The report stated two people died of electrocution in Sharjah as they tried to cross a flooded road. Both individuals reportedly “died” instantly.

“Power distribution lines are mostly built underground in the UAE, so pls avoid walking through flooded areas,” the social media post warned.

Report denied

Major General Al Shamsi confirmed to Gulf News that they did not register any death due to such incidents.

Sharjah Police warned against spreading false alarms and unverified stories on social media, due to its negative impact on society.

“The Sharjah Police informs all the fellow citizens and residents not to circulate rumours, misinformation, photos and news that come to them through social networking sites and other means of smart communication,” Major General Al Shamsi said.

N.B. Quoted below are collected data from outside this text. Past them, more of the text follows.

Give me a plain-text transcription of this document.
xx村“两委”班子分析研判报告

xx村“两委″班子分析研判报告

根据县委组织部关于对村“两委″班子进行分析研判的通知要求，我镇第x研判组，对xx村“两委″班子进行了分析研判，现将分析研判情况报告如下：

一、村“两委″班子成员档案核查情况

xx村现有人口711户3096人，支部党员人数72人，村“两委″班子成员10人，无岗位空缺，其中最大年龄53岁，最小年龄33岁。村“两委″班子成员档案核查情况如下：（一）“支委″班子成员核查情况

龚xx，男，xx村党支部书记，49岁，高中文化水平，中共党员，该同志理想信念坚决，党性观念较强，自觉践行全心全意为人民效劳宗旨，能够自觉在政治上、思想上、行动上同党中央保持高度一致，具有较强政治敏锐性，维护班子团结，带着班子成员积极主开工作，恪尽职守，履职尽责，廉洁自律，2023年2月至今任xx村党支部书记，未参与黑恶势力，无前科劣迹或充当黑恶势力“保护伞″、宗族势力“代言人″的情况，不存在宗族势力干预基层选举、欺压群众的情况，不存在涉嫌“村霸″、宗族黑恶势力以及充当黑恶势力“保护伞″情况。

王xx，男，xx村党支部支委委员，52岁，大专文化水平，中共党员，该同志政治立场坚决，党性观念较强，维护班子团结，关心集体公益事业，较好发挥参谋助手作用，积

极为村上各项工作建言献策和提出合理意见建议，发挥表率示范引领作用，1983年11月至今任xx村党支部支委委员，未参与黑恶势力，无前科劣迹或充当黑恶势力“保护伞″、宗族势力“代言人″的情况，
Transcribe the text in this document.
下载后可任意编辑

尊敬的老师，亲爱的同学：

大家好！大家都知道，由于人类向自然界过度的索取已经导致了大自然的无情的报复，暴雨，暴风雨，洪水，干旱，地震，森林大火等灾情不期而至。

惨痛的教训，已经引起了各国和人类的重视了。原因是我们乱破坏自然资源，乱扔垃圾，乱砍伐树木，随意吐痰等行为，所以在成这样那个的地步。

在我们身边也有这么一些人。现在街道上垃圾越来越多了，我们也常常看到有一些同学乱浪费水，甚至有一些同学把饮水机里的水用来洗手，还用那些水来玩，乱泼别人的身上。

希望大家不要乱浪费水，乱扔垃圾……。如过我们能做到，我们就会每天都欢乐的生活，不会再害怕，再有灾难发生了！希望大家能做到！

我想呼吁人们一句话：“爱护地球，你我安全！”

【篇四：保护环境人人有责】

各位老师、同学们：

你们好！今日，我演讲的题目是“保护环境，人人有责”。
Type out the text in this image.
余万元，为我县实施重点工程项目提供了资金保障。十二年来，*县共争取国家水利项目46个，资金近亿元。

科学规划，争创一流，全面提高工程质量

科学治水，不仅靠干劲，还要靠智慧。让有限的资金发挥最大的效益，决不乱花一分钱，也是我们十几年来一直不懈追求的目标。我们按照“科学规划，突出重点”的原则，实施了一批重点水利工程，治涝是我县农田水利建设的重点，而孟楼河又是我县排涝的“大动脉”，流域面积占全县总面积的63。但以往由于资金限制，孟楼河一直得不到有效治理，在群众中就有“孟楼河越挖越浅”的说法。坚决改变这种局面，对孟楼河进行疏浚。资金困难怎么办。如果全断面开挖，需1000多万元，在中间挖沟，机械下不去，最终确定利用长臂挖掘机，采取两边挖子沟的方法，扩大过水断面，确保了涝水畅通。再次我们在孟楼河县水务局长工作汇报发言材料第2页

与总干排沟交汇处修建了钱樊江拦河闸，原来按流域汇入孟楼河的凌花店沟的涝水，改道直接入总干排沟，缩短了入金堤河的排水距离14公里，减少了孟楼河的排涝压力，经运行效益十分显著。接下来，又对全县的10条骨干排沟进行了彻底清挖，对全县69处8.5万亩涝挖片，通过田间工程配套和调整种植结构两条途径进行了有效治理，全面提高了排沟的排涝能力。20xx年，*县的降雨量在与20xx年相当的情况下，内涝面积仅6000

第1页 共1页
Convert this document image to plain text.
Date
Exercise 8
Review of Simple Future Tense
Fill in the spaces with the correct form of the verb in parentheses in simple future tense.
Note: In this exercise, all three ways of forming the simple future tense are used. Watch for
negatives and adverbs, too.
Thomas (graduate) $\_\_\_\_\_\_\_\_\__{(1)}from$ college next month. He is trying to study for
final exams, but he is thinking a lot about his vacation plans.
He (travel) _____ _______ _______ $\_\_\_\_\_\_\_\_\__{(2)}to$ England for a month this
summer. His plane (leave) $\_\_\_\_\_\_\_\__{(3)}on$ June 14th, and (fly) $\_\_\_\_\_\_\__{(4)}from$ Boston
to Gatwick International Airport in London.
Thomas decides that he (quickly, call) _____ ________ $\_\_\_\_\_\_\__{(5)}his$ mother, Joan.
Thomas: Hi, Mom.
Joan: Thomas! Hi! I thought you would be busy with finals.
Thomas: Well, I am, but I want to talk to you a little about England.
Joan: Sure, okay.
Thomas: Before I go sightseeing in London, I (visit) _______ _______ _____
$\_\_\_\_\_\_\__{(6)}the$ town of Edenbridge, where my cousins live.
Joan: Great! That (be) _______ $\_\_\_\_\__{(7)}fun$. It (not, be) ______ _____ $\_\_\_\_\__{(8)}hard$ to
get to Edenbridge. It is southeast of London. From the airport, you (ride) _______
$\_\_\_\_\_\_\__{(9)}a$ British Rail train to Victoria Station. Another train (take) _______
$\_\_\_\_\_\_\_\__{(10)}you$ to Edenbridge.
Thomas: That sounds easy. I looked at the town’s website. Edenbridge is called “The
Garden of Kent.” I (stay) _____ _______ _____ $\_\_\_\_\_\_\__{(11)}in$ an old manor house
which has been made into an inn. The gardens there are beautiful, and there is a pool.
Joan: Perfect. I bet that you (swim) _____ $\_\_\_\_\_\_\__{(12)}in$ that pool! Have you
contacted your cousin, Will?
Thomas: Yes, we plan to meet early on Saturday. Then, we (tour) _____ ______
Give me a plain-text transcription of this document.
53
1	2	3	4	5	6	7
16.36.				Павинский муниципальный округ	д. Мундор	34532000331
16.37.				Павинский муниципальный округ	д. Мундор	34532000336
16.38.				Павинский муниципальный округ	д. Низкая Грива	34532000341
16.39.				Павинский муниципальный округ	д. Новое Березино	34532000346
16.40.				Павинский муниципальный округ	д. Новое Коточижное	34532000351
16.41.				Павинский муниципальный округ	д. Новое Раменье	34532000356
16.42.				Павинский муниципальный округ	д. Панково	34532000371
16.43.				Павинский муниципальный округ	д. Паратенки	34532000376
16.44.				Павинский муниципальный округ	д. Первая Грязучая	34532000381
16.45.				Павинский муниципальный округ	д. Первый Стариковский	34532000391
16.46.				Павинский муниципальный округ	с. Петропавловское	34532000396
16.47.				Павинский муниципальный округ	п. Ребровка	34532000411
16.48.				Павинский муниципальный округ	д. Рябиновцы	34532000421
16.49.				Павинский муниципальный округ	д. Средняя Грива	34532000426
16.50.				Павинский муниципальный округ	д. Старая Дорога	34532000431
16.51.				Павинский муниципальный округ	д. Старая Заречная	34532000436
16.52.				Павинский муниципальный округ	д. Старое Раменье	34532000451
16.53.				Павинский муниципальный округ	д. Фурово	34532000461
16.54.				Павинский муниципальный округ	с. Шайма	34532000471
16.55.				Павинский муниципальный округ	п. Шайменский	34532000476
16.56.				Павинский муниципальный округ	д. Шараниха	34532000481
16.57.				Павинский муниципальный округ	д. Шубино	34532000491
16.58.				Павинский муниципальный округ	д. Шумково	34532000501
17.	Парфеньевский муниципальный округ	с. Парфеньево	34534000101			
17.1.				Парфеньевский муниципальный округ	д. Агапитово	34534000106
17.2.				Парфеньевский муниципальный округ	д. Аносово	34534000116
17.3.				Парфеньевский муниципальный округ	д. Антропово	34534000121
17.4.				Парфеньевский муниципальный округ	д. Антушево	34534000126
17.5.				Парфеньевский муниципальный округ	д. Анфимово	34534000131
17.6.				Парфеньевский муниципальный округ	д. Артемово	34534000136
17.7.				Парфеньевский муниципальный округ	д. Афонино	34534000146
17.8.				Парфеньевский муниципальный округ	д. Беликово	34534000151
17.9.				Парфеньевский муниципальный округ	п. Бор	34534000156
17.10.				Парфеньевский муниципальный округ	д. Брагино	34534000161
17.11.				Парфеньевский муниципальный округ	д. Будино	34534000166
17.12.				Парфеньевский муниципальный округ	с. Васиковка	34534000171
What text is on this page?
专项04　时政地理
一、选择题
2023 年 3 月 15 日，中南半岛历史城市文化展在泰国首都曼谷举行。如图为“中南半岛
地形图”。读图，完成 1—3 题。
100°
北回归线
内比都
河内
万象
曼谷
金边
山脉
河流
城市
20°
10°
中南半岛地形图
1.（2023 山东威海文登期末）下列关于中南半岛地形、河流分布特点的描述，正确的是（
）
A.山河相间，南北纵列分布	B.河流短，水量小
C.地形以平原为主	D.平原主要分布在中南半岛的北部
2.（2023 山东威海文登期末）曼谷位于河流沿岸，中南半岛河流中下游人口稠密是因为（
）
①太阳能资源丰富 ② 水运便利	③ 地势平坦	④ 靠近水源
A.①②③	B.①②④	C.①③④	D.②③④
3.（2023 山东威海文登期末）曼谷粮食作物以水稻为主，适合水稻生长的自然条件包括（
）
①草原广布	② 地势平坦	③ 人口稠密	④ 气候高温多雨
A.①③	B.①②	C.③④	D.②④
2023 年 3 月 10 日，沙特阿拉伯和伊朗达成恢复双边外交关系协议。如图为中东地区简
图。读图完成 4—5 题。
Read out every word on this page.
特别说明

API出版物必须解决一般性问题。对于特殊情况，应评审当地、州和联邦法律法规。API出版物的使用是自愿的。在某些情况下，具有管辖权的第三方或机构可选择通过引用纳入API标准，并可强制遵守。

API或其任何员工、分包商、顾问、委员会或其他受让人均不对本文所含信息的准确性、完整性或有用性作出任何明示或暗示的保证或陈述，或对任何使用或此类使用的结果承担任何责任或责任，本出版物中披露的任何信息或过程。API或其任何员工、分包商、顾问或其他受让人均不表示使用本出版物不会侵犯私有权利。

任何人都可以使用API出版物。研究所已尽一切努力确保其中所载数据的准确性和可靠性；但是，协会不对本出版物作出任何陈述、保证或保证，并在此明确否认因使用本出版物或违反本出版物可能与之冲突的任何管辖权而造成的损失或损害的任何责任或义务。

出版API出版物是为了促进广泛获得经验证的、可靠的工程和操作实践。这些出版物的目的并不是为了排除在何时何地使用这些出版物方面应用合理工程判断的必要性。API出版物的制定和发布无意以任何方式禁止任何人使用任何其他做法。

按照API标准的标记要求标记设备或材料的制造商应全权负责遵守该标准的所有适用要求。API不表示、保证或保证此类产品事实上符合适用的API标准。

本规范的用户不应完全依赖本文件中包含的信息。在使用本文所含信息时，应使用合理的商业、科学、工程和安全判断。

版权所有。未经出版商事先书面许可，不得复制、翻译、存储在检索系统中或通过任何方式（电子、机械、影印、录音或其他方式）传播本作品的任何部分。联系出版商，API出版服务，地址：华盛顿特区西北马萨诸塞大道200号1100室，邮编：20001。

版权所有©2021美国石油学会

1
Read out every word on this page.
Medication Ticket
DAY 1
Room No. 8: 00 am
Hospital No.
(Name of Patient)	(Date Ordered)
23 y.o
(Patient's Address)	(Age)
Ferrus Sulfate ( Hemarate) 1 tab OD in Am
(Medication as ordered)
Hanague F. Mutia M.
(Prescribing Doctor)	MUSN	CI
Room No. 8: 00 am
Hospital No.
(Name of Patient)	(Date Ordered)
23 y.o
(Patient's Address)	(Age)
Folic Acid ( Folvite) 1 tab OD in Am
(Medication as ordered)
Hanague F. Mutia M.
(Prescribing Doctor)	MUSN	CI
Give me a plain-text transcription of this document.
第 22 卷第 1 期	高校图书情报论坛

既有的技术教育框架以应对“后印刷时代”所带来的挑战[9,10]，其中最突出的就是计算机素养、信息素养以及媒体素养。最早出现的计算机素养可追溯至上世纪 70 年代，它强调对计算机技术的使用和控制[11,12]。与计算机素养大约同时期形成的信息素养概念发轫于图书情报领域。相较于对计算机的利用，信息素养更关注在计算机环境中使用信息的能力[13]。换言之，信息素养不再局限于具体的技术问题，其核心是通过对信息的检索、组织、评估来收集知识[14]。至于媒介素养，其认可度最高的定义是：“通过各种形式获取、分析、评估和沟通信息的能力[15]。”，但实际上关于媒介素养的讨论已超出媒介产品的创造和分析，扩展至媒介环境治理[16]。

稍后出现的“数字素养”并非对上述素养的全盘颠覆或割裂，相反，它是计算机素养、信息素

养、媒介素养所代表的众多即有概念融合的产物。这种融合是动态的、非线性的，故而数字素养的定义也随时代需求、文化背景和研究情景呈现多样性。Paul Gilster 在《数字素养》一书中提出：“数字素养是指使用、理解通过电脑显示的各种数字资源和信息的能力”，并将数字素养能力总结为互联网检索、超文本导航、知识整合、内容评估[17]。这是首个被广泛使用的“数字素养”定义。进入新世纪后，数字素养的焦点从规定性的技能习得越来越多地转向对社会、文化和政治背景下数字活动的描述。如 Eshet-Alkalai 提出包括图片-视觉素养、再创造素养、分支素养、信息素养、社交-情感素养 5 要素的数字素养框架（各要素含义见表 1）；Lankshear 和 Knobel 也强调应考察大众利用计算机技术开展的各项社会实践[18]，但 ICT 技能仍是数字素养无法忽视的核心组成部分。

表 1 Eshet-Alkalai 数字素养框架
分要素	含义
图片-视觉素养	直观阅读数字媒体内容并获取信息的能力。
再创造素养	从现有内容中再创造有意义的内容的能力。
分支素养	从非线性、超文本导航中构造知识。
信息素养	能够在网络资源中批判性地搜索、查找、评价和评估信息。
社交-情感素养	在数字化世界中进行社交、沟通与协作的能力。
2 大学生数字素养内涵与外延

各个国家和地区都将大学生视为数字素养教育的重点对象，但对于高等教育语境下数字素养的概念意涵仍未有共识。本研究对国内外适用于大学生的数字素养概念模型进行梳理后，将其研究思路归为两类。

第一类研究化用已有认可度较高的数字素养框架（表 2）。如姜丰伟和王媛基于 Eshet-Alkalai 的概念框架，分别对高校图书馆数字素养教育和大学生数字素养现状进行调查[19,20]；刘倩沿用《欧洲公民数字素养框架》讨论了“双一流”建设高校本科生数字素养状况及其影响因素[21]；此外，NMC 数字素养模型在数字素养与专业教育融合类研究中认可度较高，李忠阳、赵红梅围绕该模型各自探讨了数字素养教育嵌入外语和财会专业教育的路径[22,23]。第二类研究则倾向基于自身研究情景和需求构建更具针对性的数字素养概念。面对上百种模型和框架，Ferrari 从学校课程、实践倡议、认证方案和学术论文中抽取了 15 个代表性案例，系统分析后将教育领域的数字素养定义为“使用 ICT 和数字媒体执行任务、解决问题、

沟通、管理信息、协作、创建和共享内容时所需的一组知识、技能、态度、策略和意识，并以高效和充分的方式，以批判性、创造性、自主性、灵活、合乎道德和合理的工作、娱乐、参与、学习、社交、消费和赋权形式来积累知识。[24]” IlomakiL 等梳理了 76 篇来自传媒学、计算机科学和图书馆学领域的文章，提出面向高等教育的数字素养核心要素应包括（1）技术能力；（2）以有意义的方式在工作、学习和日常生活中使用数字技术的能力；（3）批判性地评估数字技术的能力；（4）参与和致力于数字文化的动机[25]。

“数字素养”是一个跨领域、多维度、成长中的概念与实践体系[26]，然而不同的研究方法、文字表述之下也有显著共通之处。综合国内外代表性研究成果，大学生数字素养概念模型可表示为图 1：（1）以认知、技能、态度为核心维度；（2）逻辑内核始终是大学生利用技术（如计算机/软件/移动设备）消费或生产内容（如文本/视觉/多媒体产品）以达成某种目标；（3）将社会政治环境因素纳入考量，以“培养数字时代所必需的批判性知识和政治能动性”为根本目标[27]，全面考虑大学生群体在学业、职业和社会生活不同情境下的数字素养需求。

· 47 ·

He also asked residents not to distribute such content in any way in order to avoid legal accountability.

The police asked residents to check with authorities any news or information given to them, urging them to verify with Sharjah Police to ensure its credibility.

Federal Decree Law No. 34 of 2021 on Combatting Rumours and Cybercrimes took effect on January 2, 2022.

The law provides a comprehensive legal framework to address the concerns relating to the misuse and abuse of online technologies.

Under the law, various acts of spreading rumours and false news, are punishable by either (imprisonment and/or (a hefty fine).

Article 52 of the law stipulates that whoever uses the information network to “announce, disseminate, re-disseminate, circulate, or recirculate false news or data, or false, tendentious, misleading or erroneous rumors or reports, or rumors or reports contrary to what has been announced officially, or broadcasts any provocative advertisements that would incite or provoke the public opinion, disturb the public peace, spread terror among people, or cause harm to the public interest, the national economy, the public order, or the public health” shall be punished with at least one year of imprisonment and a fine of not less than AED 100,000."

This punishment shall increase to at least two years of imprisonment with a fine of not less than AED 200,000 in case any of the mentioned actions set out under Article 52 of the New Law result in the incitement and provocation of the public opinion against any of the UAE entities or authorities, or is committed during epidemics, crisis, emergencies, or disasters.